De par son exceptionnelle longévité, la filmographie de Manoel de Oliveira traverse tout un pan du cinéma, débutant dès le début des années 1930 avec un documentaire muet, Douro, Faina Fluvial (ressorti en 2008) puis un premier long-métrage autour des turbulences de l’enfance, Aniki Bóbó (1942). Sous la dictature salazariste, ses projets (dont une première version du scénario d’Angelica, un film de fantômes tourné presque soixante ans après, en 2010), sont rejetés par l’administration de l‘Estado Novo, le régime corporatiste installé au Portugal de 1933 à 1974, le contraignant à des courts-métrages de commande jusqu’en 1971.
Son œuvre bénéficie d’une reconnaissance à l’international dès 1981 avec Francesca, présenté à la Quinzaine des cinéastes à Cannes, et surtout avec Val Abraham (1992, invisible sur Arte), une variation du roman de Gustave Flaubert, Madame Bovary, considérée aujourd’hui comme son chef d’œuvre.
Avec un rythme de presque un film par an, le cinéaste enchaîne les tournages et engage des acteurs de renom pour incarner ses fresques où la parole occupe une place déterminante. Il s’agit le plus souvent d’adaptations littéraires, travaillées par un cadre stoïque, parfois austère, influencées par le théâtre et l’opéra. Ces logorrhées filmiques prouvent la liberté constante de son créateur à reformuler les contrariétés du cœur, nous apostropher sur des amours impossibles. Retour sur cinq de ses films, actuellement diffusés sur Arte.

Francisca (1981)
Au milieu du XIXème siècle, deux dandys s’éprennent de deux femmes mais le délaissement de l’un, provoque le désespoir de l’une d’elles. L’adaptation du livre d’Agustina Bessa-Luís, à travers ce théâtre des sentiments et une mise en scène littérale, proclame la fin du romantisme.

Party (1996)
Présenté à la Mostra de Venise, ce film verbal et libertin réunit deux couples lors d’une réception sur une île de l’archipel des Açores. Désir et jalousie composent les rapports de ces personnages, figés dans une aristocratie sur le point de s’effondrer.

La Lettre (1999)
Prix du Jury à Cannes en 1999, La Lettre retranscrit de nos jours La princesse de Clèves, tout en gardant le langage du XVIIe siècle, restituant les frustrations sentimentales de Mademoiselle de Chartres, incarnée par Chiara Mastroianni.
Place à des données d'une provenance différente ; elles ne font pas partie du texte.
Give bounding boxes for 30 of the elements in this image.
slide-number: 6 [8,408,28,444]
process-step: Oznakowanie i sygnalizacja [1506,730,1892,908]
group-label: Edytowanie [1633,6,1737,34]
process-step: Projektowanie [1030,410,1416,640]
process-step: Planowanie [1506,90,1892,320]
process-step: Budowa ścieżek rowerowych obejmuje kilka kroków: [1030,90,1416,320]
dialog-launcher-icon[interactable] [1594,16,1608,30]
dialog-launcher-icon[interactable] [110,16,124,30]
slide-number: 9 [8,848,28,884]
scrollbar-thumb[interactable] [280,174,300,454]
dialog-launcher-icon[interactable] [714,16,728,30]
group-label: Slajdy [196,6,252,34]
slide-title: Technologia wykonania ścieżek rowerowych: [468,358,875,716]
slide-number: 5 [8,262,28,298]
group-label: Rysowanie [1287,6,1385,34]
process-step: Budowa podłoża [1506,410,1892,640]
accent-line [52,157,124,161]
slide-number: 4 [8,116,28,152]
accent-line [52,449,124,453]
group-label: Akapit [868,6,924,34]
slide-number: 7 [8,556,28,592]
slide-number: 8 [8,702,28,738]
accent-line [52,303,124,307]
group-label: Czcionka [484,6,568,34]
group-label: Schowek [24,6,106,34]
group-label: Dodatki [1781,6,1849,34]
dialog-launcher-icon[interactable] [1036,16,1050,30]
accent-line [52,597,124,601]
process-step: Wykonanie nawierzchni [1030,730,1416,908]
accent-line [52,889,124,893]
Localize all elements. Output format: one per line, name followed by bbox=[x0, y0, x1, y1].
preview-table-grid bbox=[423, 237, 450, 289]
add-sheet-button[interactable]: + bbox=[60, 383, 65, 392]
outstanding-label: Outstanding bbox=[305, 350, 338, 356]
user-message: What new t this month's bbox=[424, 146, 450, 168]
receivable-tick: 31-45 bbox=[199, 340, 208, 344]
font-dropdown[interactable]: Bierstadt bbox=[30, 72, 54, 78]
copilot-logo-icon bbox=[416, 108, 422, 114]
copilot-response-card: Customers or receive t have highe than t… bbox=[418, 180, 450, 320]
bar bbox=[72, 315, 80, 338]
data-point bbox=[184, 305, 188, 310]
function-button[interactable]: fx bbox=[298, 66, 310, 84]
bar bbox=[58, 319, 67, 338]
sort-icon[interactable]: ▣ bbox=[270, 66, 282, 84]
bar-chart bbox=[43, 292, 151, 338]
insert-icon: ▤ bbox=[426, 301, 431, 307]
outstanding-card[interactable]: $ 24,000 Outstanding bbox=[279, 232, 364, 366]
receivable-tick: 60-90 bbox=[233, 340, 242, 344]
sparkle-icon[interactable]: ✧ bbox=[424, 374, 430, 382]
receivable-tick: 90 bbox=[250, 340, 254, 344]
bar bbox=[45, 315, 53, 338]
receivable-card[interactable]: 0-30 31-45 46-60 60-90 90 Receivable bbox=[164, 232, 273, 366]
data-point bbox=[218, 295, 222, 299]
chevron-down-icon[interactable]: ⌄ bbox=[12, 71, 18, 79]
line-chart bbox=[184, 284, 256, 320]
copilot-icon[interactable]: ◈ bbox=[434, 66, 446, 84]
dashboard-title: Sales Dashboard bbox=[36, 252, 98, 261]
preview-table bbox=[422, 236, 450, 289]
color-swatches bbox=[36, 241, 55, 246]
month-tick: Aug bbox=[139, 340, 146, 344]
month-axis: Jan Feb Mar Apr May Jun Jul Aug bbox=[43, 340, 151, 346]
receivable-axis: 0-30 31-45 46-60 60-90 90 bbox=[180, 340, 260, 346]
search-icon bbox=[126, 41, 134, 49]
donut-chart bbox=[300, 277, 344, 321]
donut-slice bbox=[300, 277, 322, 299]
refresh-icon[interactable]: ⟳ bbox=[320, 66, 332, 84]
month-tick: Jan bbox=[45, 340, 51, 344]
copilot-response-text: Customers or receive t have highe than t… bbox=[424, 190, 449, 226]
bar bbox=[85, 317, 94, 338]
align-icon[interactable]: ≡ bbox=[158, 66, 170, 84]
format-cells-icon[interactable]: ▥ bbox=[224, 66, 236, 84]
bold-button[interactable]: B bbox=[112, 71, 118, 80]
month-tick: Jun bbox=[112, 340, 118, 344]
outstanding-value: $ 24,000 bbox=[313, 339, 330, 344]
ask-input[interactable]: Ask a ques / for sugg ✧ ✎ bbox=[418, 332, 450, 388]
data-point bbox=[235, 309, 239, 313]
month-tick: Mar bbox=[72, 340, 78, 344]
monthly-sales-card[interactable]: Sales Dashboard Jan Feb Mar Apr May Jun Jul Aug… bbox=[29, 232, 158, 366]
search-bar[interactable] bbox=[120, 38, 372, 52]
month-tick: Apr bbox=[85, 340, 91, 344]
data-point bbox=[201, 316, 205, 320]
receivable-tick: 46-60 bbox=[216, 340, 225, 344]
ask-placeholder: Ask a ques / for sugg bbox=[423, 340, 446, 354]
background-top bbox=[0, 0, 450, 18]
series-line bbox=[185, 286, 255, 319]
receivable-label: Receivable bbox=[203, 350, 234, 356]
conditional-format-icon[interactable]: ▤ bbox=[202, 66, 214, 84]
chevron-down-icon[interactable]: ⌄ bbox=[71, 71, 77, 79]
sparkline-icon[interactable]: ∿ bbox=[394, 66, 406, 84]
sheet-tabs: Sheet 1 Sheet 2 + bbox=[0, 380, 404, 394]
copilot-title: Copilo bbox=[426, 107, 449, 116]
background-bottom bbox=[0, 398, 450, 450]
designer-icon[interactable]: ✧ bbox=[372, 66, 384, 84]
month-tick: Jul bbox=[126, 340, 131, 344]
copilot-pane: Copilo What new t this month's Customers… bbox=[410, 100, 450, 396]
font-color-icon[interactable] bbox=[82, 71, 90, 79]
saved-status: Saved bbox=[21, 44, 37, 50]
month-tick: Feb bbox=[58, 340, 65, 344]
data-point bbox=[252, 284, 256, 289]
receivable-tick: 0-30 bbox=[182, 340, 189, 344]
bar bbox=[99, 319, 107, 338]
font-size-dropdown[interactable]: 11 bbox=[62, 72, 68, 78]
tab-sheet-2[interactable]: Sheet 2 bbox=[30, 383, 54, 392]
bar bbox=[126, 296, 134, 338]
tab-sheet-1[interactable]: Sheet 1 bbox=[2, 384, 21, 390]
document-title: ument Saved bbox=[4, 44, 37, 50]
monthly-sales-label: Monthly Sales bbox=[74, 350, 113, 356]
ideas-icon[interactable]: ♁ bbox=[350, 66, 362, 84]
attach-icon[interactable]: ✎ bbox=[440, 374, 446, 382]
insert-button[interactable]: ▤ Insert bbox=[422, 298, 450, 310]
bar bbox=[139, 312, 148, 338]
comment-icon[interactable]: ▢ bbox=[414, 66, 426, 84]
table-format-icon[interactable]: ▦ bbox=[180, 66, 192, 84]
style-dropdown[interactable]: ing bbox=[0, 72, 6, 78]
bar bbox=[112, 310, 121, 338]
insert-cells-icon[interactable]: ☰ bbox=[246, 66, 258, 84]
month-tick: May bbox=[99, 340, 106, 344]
Dans cette relecture contemporaine parisienne apparaît l’intemporalité des ambivalences entre le désir et l’amour.

Je rentre à la maison (2001)
À l’issue d’une représentation du Roi se meurt d’Eugène Ionesco, l’acteur principal apprend la mort de son épouse, sa fille et son gendre dans un accident routier. Qualifié à sa sortie de « testamentaire », ce film, porté par le regretté Michel Piccoli, explore subtilement le deuil à travers ses regards fragiles, des gestes routiniers pour combler l’absence.

Un film parlé (2003)
Au cours d’une croisière jusqu’à Bombay, une mère, professeure d’histoire, commente à sa fille les détails de leurs escales. Puis, lors d’un dîner, Catherine Deneuve débat sur l’origine des langues aux côtés de deux autres comédiennes, dont la célèbre actrice grecque Irène Papas. Un récit philosophique qui raconte l’histoire mouvementée du Vieux Continent.